Monday, May 15, 2006

Zen For The Intelligence Community

By Ed Komarek
Copy and Distribute Freely

A background in both the natural sciences and in religion can been extremely useful in the gathering, analysis and modeling of exopolitical reality. I was born into a family of well know and respected ecologists where I received a good background in the natural sciences at a very early age. My study of religion developed later in my early twenties following a existential crisis that forced me to educate myself in the nature of self and reality. I have intuitively always attempted to mentally grasp the biggest picture possible of life so as to able to guide my actions and the actions of others in a constructive manner.

Correct intelligence collection, analysis and modeling are as essential to the study of ecology as they are to the intelligence community. The ecologist attempts to grasp a understanding of the natural world just as the intelligence analyst attempts to comprehend a understanding of human world. Since humans are a part of nature it stands to reason that human culture can be understood using the same basic tools or concepts as used to understand the natural world.
If I sit out on my back porch and observe the life around the pond, I am using the same tools of observation, data collection and analysis, and modeling that a intelligence operative and analysis uses when steping into another culture. Just as the ecologist must remove himself from his human culture and programing to understand nature, so to must the intelligence individual step out of his culture leaving the comfort and safety of the embassy enclave for he rigors of the culture he is attempting to understand and model.

The first step toward understanding nature or another culture is to get out of ones own shoes and into the shoes of the other, a very difficult task. The process is greatly assisted by religious understanding. Zen Buddhism and Taoist thought provide very useful insights into the importance of self understanding to the understanding of both natural and human culture.
So just how does one step out of oneself and into nature or another culture. The first step is an awareness of just how we have become embedded or indoctrinated into the culture we are in and what is it that keeps us stuck in our self and our culture. I believe this involves the mental dialogue that is constantly going on in our heads. We share mental self and cultural reinforcements continuously amongst those we associate with and over time this mental dialogue can become a impediment to observation and analysis of ourselves, nature and human culture with disastrous results.
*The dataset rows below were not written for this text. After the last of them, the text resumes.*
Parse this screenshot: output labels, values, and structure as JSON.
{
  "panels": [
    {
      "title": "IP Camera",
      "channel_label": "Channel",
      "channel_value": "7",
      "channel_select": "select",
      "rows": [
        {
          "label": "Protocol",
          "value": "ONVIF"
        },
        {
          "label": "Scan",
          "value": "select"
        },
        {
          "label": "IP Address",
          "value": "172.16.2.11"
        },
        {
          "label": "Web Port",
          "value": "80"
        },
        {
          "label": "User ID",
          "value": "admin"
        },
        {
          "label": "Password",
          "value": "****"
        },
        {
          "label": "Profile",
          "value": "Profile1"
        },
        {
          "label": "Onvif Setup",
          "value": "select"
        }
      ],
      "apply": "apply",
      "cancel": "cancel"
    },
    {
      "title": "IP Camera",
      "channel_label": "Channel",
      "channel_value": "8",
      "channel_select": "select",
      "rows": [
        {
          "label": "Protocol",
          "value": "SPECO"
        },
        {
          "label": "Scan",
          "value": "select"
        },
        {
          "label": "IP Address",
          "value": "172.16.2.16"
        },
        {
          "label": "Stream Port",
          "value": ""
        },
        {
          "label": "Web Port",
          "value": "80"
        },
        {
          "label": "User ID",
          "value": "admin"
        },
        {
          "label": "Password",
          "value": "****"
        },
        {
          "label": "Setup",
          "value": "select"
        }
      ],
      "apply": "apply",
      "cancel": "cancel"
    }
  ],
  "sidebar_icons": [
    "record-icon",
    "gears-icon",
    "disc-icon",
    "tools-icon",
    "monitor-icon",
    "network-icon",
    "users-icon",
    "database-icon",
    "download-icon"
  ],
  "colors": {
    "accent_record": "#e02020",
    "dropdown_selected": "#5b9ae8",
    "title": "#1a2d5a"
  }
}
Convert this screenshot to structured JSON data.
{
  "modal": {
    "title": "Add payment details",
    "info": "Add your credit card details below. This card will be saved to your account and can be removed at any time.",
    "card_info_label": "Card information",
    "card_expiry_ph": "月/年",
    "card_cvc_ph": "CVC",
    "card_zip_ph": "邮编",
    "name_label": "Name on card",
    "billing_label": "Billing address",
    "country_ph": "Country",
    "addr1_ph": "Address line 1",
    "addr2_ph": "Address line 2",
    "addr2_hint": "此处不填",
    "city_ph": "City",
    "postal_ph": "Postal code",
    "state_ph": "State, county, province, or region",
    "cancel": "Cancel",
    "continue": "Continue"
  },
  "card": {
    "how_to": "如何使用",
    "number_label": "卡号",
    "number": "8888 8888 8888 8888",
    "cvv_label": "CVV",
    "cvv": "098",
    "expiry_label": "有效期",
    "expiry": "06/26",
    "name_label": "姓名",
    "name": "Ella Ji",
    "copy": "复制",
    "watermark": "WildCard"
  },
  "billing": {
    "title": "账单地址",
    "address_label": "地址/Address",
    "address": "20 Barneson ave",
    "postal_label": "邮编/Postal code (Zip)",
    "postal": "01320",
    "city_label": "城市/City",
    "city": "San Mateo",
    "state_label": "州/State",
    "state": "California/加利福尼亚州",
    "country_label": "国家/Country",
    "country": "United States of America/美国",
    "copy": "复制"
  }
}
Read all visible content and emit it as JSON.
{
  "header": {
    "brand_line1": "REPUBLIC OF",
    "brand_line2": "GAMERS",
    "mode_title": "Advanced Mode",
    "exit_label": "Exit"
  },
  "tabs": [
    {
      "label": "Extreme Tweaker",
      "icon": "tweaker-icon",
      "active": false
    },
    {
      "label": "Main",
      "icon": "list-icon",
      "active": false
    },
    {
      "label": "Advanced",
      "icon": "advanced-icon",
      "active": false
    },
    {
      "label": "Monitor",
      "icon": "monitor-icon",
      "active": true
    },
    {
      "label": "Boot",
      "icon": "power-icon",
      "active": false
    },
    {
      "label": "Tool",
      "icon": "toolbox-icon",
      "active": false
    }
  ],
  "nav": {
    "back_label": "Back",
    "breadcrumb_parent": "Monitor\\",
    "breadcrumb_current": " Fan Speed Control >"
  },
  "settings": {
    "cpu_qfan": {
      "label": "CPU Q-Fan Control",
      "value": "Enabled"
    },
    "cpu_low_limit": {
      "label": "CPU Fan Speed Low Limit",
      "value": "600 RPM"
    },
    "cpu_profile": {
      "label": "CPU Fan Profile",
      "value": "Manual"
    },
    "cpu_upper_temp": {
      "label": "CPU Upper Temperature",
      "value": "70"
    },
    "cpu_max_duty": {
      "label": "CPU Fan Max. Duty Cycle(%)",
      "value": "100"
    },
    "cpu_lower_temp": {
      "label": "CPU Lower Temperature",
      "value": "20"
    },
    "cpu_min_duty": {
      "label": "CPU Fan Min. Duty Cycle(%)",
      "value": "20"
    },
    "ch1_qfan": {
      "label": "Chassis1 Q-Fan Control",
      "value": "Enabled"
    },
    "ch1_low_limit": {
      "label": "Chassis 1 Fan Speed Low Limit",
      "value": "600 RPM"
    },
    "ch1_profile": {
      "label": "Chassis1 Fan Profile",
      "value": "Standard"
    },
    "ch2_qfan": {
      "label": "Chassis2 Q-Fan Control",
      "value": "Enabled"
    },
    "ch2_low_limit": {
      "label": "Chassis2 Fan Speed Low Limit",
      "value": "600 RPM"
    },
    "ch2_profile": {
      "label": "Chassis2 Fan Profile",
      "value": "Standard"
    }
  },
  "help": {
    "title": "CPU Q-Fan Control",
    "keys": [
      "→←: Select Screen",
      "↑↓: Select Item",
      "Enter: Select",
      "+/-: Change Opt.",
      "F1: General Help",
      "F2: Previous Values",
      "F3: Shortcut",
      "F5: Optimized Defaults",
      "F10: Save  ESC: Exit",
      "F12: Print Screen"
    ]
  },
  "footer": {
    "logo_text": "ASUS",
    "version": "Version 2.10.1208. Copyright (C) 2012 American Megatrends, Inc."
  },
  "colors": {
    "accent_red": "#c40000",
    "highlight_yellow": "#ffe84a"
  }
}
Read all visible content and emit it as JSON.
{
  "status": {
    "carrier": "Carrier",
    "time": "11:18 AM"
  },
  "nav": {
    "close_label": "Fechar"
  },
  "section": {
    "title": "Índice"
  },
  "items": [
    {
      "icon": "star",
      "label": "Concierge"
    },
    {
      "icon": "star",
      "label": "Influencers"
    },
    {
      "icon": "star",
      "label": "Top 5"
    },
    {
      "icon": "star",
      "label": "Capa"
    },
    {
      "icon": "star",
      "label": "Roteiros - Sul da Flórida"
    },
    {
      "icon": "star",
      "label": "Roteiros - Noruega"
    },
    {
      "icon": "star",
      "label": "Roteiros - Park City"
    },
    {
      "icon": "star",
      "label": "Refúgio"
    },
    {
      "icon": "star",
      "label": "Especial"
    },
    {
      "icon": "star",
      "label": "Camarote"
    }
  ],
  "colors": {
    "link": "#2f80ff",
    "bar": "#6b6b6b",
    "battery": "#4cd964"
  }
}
In order to step out of ourselves and our culture we must exert discipline over the mental dialogue of culturally reinforcing views and beliefs constantly streaming through our minds. This mental dialogue separates and distorts individual and collective perception of the outside world and keeps the individual or collective bottled up in their own mental imagery and in a state of conflict inwardly and outwardly. An extreme case of this are people with mental illness walking down the street constantly talking to themselves, oblivious to their surrounding.
Zen Buddhism and teachers of meditation understand this problem with the ever present mental dialogue and work to develop techniques and disciplines to deal with the problem.

The most useful techniques are techniques that focus the mind on one thing and hold it there. One learns through these techniques how to slow down and even drop the mental dialogue resulting in great clarity of perception, observation, and analysis of both oneself their surroundings. In other words one learns how to step out of themselves and their culture and into a greater reality unencumbered by preconceived notions and beliefs tied up in the streaming mental imagery. One really has to look no farther than ones own self to understand and resolve problems of the individual and of humanity.

I strongly believe that as more people grasp what is right before them, closer than even their nose, then the futile chase for that ever elusive pot of gold at the end of the rainbow will stop. The problems of humanity will begin to abate as we learn to stop seeing our own reflections superimposed on our surroundings both natural and cultural. This would be a great step in our human evolution and great boon to both our political and exopolitical understanding.